Global Financial Crime Surges to $4.4 Trillion, New Report Warns

Criminal Networks Leverage Technological Advancements to Drive Fraud Losses Over Half a Trillion Dollars Worldwide

Nasdaq Verafin has released its 2026 Global Financial Crime Report, the second edition of a comprehensive research initiative that provides insights into the scope and scale of financial crime worldwide. Combining proprietary data modeling, a survey of more than 500 financial crime professionals, and in-depth interviews with senior executives, this report provides the company’s most rigorous analysis of industry threats, priorities, and opportunities to date.

The 2026 Global Financial Crime Report found that since 2023 illicit financial activity has surged by $1.3 trillion, pushing the scale of the global financial crime epidemic to an estimated $4.4 trillion. With a compound annual growth rate (CAGR) of 19.2% over two years, this growth in the scope, scale, and evolution of financial crime fundamentally threatens the integrity of the financial system, powering insidious and destabilizing crimes such as human trafficking and terrorism. As trillions of dollars in illicit funds flowed through the financial system, there was significant growth across every measured typology, with illicit flows reaching:

  • $1.1 trillion in drug trafficking activity, with annualized growth of 17.1% 
  • $528.5 billion in human trafficking, with annualized growth of 23.5% 
  • $16.2 billion in terrorist financing, with annualized growth of 18.8% 

In addition, fraud scams and bank fraud schemes led to $579.4 billion in losses globally. Notably, losses from fraud scams are growing more than twice the rate of bank fraud, reaching $62 billion and growing at a compound annual growth rate of 19.3% over the last two years. Powering this dramatic rise in scam losses is the widespread use of AI by criminal networks, who leverage advances in technology to exploit vulnerabilities in the financial system. The speed at which this new threat has saturated the market is alarming – 90% of the financial crime professionals surveyed in this report noted an increase in AI-driven attacks at their institution over the past two years. 
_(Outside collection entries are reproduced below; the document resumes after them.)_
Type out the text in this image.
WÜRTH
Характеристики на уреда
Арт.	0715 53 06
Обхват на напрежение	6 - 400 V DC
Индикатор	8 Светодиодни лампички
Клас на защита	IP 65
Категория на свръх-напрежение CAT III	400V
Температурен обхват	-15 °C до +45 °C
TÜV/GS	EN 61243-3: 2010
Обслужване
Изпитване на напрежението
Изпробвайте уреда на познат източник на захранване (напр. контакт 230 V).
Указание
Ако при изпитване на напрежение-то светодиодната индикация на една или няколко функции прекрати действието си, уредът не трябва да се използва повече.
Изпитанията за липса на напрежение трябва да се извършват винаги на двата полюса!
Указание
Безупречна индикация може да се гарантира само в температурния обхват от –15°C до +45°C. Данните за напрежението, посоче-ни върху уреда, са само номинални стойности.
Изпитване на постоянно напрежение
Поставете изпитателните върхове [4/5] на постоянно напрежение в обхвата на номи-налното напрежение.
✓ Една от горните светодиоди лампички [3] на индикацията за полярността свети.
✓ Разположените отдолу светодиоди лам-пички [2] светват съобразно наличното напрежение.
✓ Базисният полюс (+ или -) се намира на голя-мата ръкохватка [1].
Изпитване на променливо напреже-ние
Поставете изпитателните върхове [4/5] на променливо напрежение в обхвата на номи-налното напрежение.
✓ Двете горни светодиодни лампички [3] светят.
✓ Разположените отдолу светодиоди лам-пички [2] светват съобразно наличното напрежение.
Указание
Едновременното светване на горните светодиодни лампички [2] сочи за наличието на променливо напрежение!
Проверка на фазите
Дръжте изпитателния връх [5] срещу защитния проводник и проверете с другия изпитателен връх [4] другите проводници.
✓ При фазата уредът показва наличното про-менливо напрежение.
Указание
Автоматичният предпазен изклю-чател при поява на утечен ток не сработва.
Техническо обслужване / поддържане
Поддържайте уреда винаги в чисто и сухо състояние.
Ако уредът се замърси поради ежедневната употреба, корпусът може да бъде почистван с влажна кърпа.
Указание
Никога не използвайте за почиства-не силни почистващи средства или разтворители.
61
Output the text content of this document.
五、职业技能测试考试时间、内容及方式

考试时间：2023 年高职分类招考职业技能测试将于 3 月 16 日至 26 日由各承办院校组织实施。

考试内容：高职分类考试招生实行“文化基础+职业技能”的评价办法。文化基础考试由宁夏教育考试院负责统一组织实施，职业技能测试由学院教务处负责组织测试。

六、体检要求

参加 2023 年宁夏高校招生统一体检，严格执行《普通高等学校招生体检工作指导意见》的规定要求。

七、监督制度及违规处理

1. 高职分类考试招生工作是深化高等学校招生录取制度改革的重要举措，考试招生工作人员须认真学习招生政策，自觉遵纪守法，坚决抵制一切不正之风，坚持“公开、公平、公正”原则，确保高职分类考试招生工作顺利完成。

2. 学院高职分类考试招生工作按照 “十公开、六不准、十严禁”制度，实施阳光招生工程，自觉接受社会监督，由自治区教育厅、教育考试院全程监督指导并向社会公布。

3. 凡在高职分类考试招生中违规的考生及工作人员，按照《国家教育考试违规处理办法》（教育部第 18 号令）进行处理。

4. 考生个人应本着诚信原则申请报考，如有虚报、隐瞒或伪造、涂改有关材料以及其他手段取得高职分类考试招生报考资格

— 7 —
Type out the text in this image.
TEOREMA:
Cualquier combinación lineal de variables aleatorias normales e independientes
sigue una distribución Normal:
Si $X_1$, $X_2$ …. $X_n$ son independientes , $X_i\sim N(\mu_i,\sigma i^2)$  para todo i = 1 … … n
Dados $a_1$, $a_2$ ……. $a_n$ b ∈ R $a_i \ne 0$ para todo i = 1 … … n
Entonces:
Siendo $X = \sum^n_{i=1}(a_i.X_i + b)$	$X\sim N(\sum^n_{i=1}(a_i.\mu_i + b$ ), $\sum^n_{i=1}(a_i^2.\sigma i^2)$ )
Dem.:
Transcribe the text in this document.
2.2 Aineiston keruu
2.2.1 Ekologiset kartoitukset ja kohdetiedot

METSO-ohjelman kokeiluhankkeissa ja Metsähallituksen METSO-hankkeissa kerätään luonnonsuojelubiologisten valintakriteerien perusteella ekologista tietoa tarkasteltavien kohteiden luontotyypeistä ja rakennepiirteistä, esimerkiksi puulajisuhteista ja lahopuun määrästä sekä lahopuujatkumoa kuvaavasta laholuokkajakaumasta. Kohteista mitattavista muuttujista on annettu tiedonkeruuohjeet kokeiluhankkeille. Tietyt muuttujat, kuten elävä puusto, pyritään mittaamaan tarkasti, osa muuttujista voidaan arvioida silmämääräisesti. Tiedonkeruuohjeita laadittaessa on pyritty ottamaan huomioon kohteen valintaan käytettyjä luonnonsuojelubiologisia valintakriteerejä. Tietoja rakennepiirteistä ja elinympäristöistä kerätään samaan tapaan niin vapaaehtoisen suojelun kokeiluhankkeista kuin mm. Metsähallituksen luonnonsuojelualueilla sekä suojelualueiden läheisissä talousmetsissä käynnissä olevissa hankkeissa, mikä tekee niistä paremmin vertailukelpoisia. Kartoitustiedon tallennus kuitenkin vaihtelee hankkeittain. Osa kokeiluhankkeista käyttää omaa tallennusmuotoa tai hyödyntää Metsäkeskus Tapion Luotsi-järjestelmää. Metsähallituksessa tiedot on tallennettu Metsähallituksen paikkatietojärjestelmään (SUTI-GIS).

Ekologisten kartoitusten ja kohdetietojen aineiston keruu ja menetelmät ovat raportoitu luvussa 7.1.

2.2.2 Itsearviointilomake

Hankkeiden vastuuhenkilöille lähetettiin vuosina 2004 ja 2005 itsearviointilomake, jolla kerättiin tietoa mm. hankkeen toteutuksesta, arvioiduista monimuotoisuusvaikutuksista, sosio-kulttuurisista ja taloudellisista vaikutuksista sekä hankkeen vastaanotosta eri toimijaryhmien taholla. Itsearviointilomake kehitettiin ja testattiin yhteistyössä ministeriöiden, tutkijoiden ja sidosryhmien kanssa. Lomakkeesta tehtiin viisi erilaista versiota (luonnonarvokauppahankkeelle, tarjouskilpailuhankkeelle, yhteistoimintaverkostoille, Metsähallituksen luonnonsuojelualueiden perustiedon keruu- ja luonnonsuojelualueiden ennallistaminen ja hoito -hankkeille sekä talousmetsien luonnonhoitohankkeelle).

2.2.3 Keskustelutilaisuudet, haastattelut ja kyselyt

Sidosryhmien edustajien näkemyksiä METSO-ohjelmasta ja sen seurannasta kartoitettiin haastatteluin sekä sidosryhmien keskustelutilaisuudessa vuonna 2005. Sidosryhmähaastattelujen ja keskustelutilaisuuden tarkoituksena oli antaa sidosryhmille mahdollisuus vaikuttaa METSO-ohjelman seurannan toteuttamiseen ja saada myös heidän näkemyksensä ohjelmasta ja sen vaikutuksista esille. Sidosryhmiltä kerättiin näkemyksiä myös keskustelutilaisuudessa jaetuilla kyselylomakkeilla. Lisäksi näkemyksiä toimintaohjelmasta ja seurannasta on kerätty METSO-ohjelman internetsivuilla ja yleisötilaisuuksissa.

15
“We are currently in the midst of a full-blown financial crime crisis, powered by criminal networks that are leveraging AI to super-charge scam playbooks and operating with the scale and coordination of multinational corporations,” said Stephanie Champion, Executive Vice President and Head of Nasdaq Verafin. “While AI has emerged as a key tool for criminals, the industry recognizes the potential of the technology to become its most valuable asset in the fight against financial crime. Cutting-edge technology, combined with improved public-private and private-private collaboration creates a network effect, magnifying the reach of our collective efforts and helping remove criminals from the financial system for good.” 

The 2026 Global Financial Crime Report was produced by Nasdaq Verafin in collaboration with Celent and Oliver Wyman, leveraging a custom data model developed from public and private sources to calculate scale of global crime.